Lawrenceville’s Walker Zimmerman is blossoming into an MLS star in his fourth season at FC Dallas. The center back has started 26 games in 2016 for the Lamar Hunt U.S. Open Cup champions. He spent two seasons at Furman University before signing a Generation adidas contract and being drafted seventh overall in the 2013 MLS SuperDraft.
Locally, Zimmerman won a Georgia Soccer State Cup championship with his youth club GSA Phoenix. He graduated from Brookwood High School in Gwinnett County.
Thanks to Jason Minnick and Marleine Calderon with FC Dallas for making this happen, and best of luck to Walker as he heads into the MLS playoffs soon...
Jon: Expectations are high for FC Dallas- considering where you are in the MLS standings right now. Is there a feeling of there being a target on your back or is there more of a “take care of business” attitude around these days?
Walker: There’s definitely been a bull’s-eye on our back- just because we’ve been at the top for so long now and especially with only a few weeks remaining, every point matters. I think at this point every team kind of has a target on their backs because every point goes a long way because of the standings.
Jon: What’s it like under Coach Pareja? Describe his style and what makes what he’s taught to the side a success on the pitch?
Walker: He’s a very intense person, so he brings a lot of competitive nature and competitive spirit to our team. I think we reflect a lot of his mannerisms on the field, so we’re a team that works very hard and he gets the best out of us. We’re a very fit team. That just comes from how hard our training is day in and day out.
Jon: So, then to get where you want to be as a team by the end of the season- finishing on the highest notes possible- what do you think you have to do as a squad between now and then?
Walker: I think we just have to stop being so naive.
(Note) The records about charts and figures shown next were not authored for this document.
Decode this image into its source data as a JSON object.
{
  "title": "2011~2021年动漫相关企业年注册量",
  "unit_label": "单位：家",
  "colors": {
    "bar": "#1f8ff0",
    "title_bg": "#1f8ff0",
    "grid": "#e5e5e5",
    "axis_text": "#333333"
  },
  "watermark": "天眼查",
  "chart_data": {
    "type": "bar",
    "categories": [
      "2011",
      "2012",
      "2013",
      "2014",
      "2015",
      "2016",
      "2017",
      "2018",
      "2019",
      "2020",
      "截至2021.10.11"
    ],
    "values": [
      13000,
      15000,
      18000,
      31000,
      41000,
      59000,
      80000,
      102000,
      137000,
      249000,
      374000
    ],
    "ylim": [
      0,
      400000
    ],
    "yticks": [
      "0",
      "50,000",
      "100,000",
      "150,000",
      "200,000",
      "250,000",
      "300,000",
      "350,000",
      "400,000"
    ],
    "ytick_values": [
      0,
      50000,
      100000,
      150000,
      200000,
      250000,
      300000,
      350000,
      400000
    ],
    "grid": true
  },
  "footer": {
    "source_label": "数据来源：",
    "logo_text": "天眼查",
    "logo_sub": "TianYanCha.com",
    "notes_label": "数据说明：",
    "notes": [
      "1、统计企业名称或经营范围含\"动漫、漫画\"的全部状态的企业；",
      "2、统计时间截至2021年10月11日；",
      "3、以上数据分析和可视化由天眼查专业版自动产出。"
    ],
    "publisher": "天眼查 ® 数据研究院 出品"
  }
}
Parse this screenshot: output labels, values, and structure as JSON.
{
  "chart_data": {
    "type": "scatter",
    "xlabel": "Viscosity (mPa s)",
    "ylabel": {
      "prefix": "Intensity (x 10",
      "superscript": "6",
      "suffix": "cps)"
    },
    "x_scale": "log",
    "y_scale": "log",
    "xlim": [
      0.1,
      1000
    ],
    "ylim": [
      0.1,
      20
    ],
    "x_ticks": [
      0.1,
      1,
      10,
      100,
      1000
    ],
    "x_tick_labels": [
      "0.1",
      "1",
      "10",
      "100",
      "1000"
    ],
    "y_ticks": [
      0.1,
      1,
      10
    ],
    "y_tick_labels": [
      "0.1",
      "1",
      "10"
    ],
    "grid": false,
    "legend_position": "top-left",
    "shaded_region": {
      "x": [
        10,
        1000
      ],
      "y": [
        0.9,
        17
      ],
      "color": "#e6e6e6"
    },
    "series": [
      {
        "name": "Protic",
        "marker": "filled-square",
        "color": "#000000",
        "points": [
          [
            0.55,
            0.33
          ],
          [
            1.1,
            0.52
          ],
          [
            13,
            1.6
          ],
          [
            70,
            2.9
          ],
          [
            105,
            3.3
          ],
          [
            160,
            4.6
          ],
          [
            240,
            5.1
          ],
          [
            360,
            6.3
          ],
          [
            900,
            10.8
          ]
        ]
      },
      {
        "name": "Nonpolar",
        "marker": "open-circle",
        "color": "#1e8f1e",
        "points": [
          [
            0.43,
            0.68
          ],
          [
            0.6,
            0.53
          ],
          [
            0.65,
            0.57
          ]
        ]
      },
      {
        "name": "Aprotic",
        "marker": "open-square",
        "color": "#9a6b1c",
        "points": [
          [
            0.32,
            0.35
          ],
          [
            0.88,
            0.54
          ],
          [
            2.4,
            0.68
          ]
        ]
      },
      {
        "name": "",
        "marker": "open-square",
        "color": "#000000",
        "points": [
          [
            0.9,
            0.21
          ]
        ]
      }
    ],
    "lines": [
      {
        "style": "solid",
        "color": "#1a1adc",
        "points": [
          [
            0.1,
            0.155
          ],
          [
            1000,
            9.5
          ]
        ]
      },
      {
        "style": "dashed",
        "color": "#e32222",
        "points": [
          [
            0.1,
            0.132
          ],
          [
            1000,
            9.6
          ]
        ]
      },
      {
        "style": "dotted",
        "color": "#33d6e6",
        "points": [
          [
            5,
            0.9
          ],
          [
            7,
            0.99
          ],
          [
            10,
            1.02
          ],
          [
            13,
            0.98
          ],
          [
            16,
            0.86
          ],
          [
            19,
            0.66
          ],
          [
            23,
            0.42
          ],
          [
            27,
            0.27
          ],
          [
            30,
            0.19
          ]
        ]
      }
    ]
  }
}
I think there are times where we have given up some soft goals. At this point of the season, I think we just can’t give up any more soft goals. We need to get shutouts and we need to walk away with the Supporters’ Shield or else we’re not going to be happy.
Jon: For those not familiar with your story, what gravitated you to being a soccer player in the first place?
Walker: I’ve always loved playing sports. Playing sports has always been in my family’s blood, so I played basketball, baseball, and soccer until about 8th Grade. At that time, soccer was beginning to pick up a lot and I realized that if I wanted to play a professional sport, then the best chance was playing soccer.
Jon: What’s your first soccer memory? A lot of folks might be tied to the Chiefs, the Ruckus, or the Silverbacks. Is it a local one or a national one?
Walker: For me, my first soccer memory was probably the 2002 World Cup, just watching the team advance further than they ever have. Watching the young guys like Landon Donovan and DaMarcus Beasley play, along with Brian McBride, Cobi Jones. That was probably my first “soccer” memory. But I’ve just really grown up watching all sports, so I don’t know that I watched soccer any more than any other sport growing up.
Jon: How has the soccer community on the whole grown as you’ve gotten older- being a part of it on the grass roots level and seeing it grow?
Walker: It’s definitely growing. You look at the TV rights and you see how many games are televised now more than when I was growing up. And that’s quite a big reason why I didn’t watch as much when I was a kid because there wasn’t as much to watch. So, now that we have games on ESPN, FOX, and the major networks, the game is certainly growing and the US getting out of the group in the past few World Cups has been a big part of that growth and development.
Jon: Compare the soccer community in all of your stops along the way to your Georgia exposure.
Walker: Tough question… I started playing when I was around 4 or 5 years old and played all the way through high school, so playing soccer in Georgia was a big part of my soccer experience. I was really fortunate to be on a very good youth club and we had multiple state championships and regional championships. We made it to nationals multiple times, so we would get a lot of exposure through our club team.
Since moving on, playing in South Carolina for college and moving on here to Dallas, they each bring on their own experiences. But I would say that Georgia soccer was the first step for me and what helped me fall in love with the game.
Jon: How would you best describe the soccer community of Atlanta? Obviously, with MLS coming online next season, it’s the biggest step you can take in an organized sense.
Walker: I would say “diverse” and “growing.” I mean, there’s SO many youth clubs and academy teams now. There’s just a lot of talent. You look at colleges now and, if they visit Atlanta, they’re going to find a lot of talent there. That’s what they have been doing. With all the teams and all the clubs, there’s certainly a lot of potential in Atlanta. Hopefully, with the MLS team coming, it will continue to grow and be a main hub for young soccer players in the US.
Jon: And for Atlanta to be a top soccer community and/or destination as it takes its next steps, let’s say you’re “King For A Day”, what would you do to make it happen?
Walker: I would try to reward the fans, especially for Atlanta United. Just because you look at some of the major teams in MLS and look at their fan bases, that’s really what grows the club as well. To have a fan base that sticks with you, especially in the early years, whether you’re doing well or not doing well, the fans are going to have to stick with them and be unique and show just a crazy level of support in order for the team to take off the way that it could and the way that it should.